Stop Asking Engineers to Code Boggle
There's a style of question I've heard in engineering interviews for decades, and it never fails to make me cringe. A real life example of this is "How would you code the game of Boggle?"
The intent is good - the interviewer wants to see how a candidate thinks. But here's my problem with it: I genuinely don't know what a candidate's ability to whiteboard a word game on the spot tells me about whether they can do the job I'm actually hiring for. And in my experience, neither does the interviewer.
This is the central dysfunction of how most engineering teams hire - and it's one worth fixing.
The Two Interview Anti-Patterns Worth Naming
The first is what I call the quiz show question: something trivia-like that can be Googled in five seconds. "What's the big-O notation of a quicksort?" is a classic example. These questions test whether someone studied the right flashcards, not whether they can pragmatically engineer software using learned real world experience.
The second is the "let me see how you think" question - open-ended, abstract, disconnected from the role. Design a parking garage system. Code a chess engine. Build Boggle. The assumption is that watching a candidate work through a novel problem reveals something deep about their potential.
Maybe. But I'd argue there's a much more direct way to assess what you actually need to know.
Hire for the Job You're Filling
The principle sounds obvious, but it's surprisingly rare in practice: design your interview process around the actual work the candidate will be doing as an employee at your company.
If the role requires database design, give the candidate a small system and ask them to design the schema. Push on the requirements and see how deep their understanding runs. If the role requires writing Python code with unit tests, create a small subsystem and have them work within it - add a function, refactor something, verify a query result. Nothing tricky. Nothing abstract. Just a realistic slice of the job.

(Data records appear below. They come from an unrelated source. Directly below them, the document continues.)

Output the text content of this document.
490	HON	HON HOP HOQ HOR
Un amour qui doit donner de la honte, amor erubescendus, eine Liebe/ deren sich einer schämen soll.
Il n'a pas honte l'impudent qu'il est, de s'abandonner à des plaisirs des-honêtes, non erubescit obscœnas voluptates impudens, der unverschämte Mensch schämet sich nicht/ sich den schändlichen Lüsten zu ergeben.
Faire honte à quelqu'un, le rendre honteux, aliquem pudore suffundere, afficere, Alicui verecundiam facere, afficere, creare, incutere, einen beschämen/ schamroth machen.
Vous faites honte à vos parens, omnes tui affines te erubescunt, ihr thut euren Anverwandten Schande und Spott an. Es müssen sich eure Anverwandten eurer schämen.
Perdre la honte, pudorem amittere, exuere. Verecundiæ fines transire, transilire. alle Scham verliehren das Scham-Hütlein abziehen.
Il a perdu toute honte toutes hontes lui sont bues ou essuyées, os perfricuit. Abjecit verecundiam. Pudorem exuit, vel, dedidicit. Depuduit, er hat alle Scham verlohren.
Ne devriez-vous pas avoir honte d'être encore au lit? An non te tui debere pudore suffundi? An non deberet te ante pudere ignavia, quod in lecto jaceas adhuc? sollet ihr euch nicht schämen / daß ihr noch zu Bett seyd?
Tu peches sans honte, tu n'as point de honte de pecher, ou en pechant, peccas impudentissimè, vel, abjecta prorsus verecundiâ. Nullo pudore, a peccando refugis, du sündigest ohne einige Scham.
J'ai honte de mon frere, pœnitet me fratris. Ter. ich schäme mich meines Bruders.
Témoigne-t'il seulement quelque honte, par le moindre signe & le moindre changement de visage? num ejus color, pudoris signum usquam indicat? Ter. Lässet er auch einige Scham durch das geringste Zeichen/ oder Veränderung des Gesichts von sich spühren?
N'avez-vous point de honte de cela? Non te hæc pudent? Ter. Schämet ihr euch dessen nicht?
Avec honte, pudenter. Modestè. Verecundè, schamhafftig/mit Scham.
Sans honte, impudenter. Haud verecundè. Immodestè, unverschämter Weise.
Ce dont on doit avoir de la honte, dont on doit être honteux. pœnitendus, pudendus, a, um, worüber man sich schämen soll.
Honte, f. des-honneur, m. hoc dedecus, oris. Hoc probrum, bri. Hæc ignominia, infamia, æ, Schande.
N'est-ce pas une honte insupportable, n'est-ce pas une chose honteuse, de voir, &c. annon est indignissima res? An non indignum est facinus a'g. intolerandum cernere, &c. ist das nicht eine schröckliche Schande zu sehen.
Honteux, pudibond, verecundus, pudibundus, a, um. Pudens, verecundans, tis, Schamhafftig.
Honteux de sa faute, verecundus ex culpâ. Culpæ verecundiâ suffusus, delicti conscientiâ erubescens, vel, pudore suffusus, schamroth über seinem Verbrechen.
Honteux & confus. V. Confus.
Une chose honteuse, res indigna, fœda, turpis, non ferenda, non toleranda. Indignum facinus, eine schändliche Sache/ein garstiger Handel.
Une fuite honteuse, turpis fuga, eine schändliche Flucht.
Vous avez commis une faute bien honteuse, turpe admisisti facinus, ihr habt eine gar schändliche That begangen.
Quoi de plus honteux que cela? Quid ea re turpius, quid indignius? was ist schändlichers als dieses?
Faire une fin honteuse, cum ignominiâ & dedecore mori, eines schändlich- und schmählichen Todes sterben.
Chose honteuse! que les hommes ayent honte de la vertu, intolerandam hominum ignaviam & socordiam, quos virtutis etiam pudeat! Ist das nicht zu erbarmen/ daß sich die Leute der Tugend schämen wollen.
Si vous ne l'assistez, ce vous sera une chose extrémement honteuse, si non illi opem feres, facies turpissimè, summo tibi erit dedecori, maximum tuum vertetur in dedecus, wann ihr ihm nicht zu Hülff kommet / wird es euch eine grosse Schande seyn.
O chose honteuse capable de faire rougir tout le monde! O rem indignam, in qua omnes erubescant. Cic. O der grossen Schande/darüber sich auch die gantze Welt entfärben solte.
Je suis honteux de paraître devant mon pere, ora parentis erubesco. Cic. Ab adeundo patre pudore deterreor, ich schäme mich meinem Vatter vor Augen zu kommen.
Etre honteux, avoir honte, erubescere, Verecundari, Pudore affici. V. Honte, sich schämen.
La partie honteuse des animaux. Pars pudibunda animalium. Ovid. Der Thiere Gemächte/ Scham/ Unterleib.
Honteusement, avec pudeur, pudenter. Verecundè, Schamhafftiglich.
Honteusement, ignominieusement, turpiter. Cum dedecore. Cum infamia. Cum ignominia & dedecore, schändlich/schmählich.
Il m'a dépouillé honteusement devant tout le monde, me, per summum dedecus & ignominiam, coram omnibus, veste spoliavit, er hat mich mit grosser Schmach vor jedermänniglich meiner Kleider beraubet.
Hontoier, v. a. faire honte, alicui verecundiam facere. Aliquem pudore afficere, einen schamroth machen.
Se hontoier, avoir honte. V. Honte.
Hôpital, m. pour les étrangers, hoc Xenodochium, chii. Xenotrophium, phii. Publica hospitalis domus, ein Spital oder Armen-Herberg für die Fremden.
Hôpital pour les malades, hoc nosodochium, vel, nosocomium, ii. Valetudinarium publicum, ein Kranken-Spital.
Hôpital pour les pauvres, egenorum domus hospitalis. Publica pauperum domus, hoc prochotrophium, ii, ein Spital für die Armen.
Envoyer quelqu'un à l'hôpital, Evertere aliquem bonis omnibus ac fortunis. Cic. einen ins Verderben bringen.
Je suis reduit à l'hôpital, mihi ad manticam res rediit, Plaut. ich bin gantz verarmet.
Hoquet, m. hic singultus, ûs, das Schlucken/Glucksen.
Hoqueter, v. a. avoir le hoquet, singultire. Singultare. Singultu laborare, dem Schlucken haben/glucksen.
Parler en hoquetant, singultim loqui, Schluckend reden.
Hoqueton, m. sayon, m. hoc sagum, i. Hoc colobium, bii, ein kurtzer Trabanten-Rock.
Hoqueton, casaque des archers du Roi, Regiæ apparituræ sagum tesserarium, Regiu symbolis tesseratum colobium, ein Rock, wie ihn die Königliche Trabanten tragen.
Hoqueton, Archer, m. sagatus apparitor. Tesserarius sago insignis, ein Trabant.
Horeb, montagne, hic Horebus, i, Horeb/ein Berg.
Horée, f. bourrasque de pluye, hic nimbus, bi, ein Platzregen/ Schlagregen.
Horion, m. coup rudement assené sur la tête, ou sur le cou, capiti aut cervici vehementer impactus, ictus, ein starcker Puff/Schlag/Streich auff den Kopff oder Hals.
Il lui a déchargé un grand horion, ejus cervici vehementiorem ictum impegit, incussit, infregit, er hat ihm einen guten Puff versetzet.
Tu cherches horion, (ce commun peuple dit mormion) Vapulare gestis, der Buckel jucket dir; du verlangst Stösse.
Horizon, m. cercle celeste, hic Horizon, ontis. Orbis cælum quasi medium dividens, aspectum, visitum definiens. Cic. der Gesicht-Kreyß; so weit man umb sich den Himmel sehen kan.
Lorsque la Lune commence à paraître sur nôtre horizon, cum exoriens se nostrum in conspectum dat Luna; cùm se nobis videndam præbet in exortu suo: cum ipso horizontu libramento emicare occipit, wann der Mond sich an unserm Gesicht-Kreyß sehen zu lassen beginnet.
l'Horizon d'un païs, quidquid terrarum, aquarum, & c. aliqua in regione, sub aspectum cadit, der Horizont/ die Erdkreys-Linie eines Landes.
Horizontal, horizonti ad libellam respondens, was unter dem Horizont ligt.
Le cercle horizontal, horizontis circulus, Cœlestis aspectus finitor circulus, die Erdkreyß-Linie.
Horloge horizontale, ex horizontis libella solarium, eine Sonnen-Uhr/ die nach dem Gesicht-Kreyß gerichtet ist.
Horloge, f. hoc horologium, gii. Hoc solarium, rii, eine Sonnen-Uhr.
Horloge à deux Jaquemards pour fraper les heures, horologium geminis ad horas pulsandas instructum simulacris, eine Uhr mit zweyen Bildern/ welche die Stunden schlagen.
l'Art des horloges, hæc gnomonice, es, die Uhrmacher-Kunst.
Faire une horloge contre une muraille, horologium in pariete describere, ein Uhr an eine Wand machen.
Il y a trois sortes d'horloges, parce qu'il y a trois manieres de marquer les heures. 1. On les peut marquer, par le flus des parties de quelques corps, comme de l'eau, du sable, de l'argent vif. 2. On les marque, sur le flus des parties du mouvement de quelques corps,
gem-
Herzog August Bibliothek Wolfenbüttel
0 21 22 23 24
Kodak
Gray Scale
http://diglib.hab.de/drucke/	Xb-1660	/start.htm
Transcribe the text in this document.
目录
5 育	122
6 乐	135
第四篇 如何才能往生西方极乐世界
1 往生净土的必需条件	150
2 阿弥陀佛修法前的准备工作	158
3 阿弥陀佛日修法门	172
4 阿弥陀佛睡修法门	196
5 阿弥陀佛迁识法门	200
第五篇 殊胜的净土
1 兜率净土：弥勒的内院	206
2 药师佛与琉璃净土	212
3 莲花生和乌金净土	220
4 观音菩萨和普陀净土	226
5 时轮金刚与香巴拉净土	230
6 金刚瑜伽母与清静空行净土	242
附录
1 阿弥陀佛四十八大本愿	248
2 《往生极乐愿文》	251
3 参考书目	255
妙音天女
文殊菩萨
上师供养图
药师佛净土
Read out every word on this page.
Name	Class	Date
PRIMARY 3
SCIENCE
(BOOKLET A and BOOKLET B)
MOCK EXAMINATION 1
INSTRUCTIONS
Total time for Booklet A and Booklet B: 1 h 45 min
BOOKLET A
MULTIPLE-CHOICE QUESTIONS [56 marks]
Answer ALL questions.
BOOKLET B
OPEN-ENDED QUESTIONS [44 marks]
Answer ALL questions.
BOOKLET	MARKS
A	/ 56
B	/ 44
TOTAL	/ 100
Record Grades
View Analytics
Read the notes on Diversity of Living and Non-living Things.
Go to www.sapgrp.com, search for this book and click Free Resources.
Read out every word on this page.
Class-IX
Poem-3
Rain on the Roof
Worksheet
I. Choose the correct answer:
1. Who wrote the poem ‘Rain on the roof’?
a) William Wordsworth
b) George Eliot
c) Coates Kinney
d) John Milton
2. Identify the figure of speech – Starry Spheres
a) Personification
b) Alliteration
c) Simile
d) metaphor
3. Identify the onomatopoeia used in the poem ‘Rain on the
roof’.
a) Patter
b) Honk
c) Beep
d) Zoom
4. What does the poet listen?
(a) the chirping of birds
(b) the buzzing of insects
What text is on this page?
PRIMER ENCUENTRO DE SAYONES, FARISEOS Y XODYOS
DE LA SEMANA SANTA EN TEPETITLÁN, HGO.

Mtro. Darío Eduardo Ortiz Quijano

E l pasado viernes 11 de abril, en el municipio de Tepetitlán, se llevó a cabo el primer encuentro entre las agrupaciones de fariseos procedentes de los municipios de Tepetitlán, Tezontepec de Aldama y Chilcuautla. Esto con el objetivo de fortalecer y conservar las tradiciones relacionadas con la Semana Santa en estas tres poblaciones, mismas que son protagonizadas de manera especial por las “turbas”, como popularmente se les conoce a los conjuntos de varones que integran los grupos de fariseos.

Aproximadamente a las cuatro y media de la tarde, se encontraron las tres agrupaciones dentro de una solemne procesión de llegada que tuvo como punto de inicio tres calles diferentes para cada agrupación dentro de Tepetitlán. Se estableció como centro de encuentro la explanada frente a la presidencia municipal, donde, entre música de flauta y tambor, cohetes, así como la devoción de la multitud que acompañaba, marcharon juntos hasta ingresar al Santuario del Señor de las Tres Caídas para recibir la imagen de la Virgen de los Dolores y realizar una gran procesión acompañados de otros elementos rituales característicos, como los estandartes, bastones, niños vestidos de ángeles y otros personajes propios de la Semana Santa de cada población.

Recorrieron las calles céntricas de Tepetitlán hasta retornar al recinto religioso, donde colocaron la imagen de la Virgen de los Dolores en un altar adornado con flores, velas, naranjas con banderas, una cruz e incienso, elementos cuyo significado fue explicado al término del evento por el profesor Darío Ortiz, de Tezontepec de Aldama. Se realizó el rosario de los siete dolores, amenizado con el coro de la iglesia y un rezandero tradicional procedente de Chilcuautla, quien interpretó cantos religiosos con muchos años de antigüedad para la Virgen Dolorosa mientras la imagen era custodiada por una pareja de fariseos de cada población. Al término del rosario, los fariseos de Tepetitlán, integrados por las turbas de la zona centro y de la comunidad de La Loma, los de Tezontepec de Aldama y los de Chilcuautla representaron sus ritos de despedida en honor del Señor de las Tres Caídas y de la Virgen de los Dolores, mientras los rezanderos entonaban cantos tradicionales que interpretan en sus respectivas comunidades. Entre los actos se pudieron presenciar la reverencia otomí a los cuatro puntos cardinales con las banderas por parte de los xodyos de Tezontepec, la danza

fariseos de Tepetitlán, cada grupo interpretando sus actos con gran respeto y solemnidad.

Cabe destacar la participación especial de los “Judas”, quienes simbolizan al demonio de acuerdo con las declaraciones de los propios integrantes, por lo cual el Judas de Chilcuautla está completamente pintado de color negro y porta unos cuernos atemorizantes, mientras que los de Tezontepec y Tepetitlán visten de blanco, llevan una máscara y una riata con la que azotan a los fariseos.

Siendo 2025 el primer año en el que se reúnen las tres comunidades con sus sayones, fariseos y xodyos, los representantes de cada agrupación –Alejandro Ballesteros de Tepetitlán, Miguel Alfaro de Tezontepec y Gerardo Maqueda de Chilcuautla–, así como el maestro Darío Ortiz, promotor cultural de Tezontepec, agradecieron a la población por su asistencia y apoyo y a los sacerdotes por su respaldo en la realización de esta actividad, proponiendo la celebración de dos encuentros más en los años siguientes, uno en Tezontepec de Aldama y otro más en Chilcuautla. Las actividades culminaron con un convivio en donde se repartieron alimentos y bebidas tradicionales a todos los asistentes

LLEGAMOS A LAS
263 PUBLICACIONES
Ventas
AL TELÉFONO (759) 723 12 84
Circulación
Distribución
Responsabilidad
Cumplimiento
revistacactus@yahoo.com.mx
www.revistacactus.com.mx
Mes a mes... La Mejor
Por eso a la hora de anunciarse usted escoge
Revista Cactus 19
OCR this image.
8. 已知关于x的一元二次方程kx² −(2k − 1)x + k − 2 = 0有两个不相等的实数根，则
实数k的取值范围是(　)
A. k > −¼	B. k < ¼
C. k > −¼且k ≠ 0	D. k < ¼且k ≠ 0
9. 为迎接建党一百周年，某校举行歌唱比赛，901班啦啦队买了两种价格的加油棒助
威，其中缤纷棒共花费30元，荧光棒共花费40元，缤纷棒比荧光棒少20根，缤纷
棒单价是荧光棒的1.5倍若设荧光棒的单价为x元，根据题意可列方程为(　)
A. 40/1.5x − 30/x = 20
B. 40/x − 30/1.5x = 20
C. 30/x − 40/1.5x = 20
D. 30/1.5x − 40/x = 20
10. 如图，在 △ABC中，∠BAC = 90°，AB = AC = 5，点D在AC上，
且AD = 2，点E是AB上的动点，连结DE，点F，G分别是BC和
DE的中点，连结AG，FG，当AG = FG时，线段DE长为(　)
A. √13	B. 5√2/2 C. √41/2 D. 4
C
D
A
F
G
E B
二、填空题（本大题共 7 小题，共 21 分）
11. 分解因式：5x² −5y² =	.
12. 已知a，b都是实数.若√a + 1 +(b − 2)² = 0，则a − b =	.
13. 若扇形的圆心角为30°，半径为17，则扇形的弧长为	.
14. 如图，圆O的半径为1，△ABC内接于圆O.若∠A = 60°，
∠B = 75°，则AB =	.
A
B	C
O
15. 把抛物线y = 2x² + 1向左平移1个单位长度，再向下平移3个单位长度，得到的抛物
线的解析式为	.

One thing I've found useful: keep the same system across both the whiteboard and coding portions of the interview. Asking a candidate to context-switch between two brand-new systems under interview pressure introduces unnecessary noise. You want to evaluate their engineering ability, not their ability to onboard quickly under stress.
The less direction you need to provide during this exercise, the more independently they're likely to operate as an employee. That's a signal worth paying attention to.
What You're Actually Looking For
I look for people who are smart and get things done - but I'm careful about how I define that. "Gets things done" has picked up some negative connotations over time, because it can imply a bias toward speed at all costs, where a rushed, half-baked result is treated as equivalent to something well-reasoned and well-executed. It isn't.
A better framing: look for candidates who actively remove impediments. People who make progress in the face of ambiguity. Who experiment, iterate, and don't wait for perfect information before moving forward. That quality is far more predictive of success than the ability to invert a binary tree on a whiteboard.
I also hire for cultural fit first, and technical skills as a close second. A team full of technically brilliant people with big egos is a team that will hemorrhage talent. Skill can be grown. A collaborative, intellectually humble disposition is harder to teach.
A Few Ground Rules for the Interview Panel
Over the years, I've landed on seven guidelines that I make sure every interviewer on a panel understands before we start:
- Be kind to the candidate. Interviews are stressful. Create conditions where someone can show you their best work.
- Align on the role's requirements before you start. If the panel isn't agreed on what you're hiring for, you'll get conflicting signals and inconsistent evaluations.
- Know the signal your interview is checking for, and how to identify it when you see it.
- Come prepared. Winging an interview is disrespectful to the candidate and produces bad data.
- Express genuine interest in the candidate. The process is as much for them as it is for you. They're evaluating you too.
- Create a feedback loop among interviewers, debrief, compare notes, calibrate.
- Continuously improve the process over time. Your hiring bar and your interview design should evolve as your team and your needs change.
The Bar You're Shooting For
None of this means lowering the bar. Candidates still need a genuine baseline of technical ability, the specifics of which depend entirely on the role. What it means is that your evaluation should be precise rather than generic. A pragmatic, role-reflective interview process gives you a much cleaner read on whether someone can actually do the job than an abstract puzzle ever will.
And frankly, it respects the candidate's time and intelligence a lot more too.
The best interview processes I've been part of felt less like a test and more like a preview - a small, honest window into the work itself. That's the bar worth shooting for.